Auch die Wertpapierexperten bei Donner & Reuschel veranschlagen den Jahresendstand 2013 des DAX auf 8500 Punkte. Ein wesentlicher Faktor sei die Entspannung in der Schuldenkrise: "Bei den Anlegern hat sich die Überzeugung durchgesetzt, dass der politische Wille, die Euro-Zone im jetzigen Zuschnitt zu erhalten, so groß ist, dass man von dieser Seite keine negativen Überraschungen fürchten muss", erklärt Carsten Mumm, Leiter der Vermögensverwaltung.

Ähnlich wie Intelmann rechnet er aber nicht mit einem linearen Anstieg der Kurse: "Viele Großanleger werden vor allem im ersten Quartal an den Aktienmarkt zurückkehren, weil sie dort bisher nicht so stark investiert sind, wie sie es gern wären. Dann könnte der DAX bis in die Region von 8000 Punkten vorstoßen, wobei aber zunächst eine Konsolidierung folgen dürfte."

Gegen Jahresende 2013 sollte es dann aber wieder deutlich aufwärts gehen. "Unser Optimismus gründet sich auch darauf, dass es derzeit - anders als in den Jahren 1999/2000 und 2007 - überhaupt keine Euphorie an den Märkten gibt", sagt Mumm.

Eher verhalten klingt denn auch die Prognose der Berenberg Bank. "Bisher gibt es zwar Signale, die auf einen Aufschwung der Weltwirtschaft hindeuten", sagt Peter Reichel, Leiter Private Vermögensverwaltung bei Berenberg, "das muss sich aber erst noch in harten Zahlen bestätigen - und vieles von den Hoffnungen ist schon in den Kursen enthalten. Daher bleibt immer Raum für Enttäuschungen."

Reichel verweist dazu auf Nachwirkungen der Schuldenkrise: "Der Staat fällt in vielen Volkswirtschaften als Nachfrager aus." Nicht übersehen dürfe man zudem politische Risiken wie zum Beispiel die Wahl in Italien, die den dortigen Reformkurs infrage stellen könne. Vor diesem Hintergrund erwartet Reichel auf Jahressicht nur ein leichtes Plus des DAX auf 7800 Punkte.
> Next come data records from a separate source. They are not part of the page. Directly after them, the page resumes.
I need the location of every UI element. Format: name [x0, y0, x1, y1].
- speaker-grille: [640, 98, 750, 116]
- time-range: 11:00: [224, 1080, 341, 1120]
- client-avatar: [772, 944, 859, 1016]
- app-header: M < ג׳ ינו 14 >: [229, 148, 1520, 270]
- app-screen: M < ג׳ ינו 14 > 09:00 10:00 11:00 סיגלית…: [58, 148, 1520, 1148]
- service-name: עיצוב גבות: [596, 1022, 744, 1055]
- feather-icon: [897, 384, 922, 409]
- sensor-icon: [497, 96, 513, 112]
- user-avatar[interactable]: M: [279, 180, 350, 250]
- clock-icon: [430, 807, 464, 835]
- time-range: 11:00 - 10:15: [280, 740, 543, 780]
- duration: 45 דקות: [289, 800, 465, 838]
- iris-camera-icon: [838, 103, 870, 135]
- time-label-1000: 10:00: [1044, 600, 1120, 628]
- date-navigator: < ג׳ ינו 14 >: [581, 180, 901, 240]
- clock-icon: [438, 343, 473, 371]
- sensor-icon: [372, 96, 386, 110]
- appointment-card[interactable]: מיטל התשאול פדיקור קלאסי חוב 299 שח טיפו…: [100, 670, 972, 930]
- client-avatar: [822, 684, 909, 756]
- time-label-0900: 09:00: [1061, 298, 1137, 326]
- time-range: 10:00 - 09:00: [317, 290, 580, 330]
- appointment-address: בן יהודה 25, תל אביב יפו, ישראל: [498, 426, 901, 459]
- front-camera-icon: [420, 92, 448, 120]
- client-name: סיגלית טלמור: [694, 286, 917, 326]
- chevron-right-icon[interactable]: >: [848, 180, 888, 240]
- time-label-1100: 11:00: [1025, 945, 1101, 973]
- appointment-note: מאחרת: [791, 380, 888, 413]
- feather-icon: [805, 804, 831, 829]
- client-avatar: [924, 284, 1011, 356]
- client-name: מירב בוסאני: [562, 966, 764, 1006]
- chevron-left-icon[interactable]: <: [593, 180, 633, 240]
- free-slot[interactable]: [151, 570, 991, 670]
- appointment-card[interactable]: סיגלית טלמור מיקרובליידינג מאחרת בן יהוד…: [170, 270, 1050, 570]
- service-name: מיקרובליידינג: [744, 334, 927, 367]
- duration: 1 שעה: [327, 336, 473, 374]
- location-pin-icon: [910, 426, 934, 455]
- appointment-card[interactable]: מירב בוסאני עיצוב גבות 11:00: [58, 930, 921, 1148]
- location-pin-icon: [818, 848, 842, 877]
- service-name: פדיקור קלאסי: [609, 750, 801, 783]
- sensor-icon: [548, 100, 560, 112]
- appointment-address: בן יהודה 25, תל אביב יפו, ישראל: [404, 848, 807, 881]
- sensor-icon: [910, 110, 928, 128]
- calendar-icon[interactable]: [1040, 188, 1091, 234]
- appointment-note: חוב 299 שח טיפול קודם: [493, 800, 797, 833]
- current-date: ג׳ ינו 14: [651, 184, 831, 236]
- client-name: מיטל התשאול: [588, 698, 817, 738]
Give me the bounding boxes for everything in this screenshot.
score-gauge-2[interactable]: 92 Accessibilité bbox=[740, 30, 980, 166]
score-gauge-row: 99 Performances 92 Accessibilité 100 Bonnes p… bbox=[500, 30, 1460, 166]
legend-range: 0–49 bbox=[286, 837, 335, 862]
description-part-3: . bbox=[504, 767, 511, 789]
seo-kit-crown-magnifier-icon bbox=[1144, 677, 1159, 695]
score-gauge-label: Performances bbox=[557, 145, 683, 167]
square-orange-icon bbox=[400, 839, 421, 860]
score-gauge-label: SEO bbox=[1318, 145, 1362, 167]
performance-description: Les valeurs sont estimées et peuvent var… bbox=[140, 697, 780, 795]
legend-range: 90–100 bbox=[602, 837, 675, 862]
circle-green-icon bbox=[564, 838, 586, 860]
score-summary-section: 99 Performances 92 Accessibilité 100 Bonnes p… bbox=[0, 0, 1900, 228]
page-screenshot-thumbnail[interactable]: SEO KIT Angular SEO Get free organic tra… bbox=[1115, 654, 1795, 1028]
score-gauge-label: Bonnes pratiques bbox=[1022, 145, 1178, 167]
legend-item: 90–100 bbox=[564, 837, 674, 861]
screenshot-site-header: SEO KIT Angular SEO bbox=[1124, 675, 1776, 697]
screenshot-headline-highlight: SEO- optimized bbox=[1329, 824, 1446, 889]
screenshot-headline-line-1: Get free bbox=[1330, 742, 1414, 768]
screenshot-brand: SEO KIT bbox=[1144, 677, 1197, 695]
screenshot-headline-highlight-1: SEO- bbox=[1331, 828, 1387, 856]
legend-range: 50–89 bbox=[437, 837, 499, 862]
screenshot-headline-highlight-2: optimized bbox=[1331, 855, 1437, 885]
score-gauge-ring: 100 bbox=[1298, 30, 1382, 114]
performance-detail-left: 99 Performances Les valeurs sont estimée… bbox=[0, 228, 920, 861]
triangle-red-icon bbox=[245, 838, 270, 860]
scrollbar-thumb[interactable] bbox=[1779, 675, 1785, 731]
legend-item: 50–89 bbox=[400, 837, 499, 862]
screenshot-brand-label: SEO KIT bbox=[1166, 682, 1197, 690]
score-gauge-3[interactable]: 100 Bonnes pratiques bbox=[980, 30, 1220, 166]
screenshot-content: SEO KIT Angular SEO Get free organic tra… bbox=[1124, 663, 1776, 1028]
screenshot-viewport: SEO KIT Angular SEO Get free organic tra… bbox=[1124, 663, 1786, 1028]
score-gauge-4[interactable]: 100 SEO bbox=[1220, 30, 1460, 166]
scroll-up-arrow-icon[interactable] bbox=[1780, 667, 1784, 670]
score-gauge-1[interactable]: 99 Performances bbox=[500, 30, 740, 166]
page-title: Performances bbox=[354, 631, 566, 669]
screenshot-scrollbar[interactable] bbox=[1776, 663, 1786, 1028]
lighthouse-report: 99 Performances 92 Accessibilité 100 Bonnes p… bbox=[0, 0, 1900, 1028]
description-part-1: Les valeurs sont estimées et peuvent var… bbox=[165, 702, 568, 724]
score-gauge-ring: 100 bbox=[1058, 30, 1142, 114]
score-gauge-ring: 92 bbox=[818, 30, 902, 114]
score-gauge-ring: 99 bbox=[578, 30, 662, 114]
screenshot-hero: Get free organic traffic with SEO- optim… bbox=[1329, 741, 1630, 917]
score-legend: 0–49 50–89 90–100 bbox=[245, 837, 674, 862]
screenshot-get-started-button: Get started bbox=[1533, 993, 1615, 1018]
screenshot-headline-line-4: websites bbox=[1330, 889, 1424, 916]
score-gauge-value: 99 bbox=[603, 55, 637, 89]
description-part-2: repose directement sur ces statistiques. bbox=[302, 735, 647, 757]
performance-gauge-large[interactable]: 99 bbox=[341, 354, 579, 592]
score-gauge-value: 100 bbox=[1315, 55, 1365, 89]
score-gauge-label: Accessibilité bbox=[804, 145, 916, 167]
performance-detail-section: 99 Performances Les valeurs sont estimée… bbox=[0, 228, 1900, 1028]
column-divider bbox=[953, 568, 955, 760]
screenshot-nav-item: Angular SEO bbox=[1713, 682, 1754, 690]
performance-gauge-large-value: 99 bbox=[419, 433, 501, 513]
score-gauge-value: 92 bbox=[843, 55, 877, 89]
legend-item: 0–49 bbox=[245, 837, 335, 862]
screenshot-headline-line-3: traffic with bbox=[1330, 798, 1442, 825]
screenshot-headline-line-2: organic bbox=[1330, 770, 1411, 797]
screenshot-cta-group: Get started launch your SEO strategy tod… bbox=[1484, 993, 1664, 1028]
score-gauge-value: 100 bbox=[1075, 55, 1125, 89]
Noch weniger Zuversicht herrscht bei der Otto M. Schröder Bank. "Vieles von dem, was die Kurs weiter nach oben treiben könnte, ist mit den aktuellen Kursen schon vorweggenommen", sagt Bankdirektor Torsten Johannsen. Im Zyklus der Unternehmensgewinnentwicklung sei der Höhepunkt bereits überschritten. Johannsen veranschlagt den DAX-Stand zum Jahresende 2013 nur auf 7500 bis 7600 Punkte, wobei die mögliche Schwankungsbreite zwischen 6600 und 8200 Zählern liege.

Allerdings gebe es für Anleger dennoch die Chance, mit aussichtsreichen Einzelaktien Kursgewinne zu erzielen. Zu diesen Titeln zählt Johannsen unter anderen die Papiere des Handelskonzerns Metro und des Düngemittelherstellers K+S. Gute Perspektiven wegen des zunehmenden Internethandels und der damit verbundenen Paketsendungen hätten außerdem die Aktien der Deutschen Post.

Das aktuelle Szenario spreche eher für konjunkturabhängige Titel, meint Klude. Auf der Empfehlungsliste von M.M.Warburg stehen aber auch unter anderem Aktien der 2G Energy, einem Anbieter von Blockheizkraftwerken aus dem Münsterland, sowie Titel des Sportartikelkonzerns Adidas und der Hamburger Kupferhütte Aurubis.

Peter Reichel von Berenberg hat etwas andere Präferenzen: "Wir setzen derzeit vor allem auf konsumnahe Titel aus den Sektoren Gesundheit/Pharma und Nahrungsmittel/Getränke, aber auch auf Technologiewerte."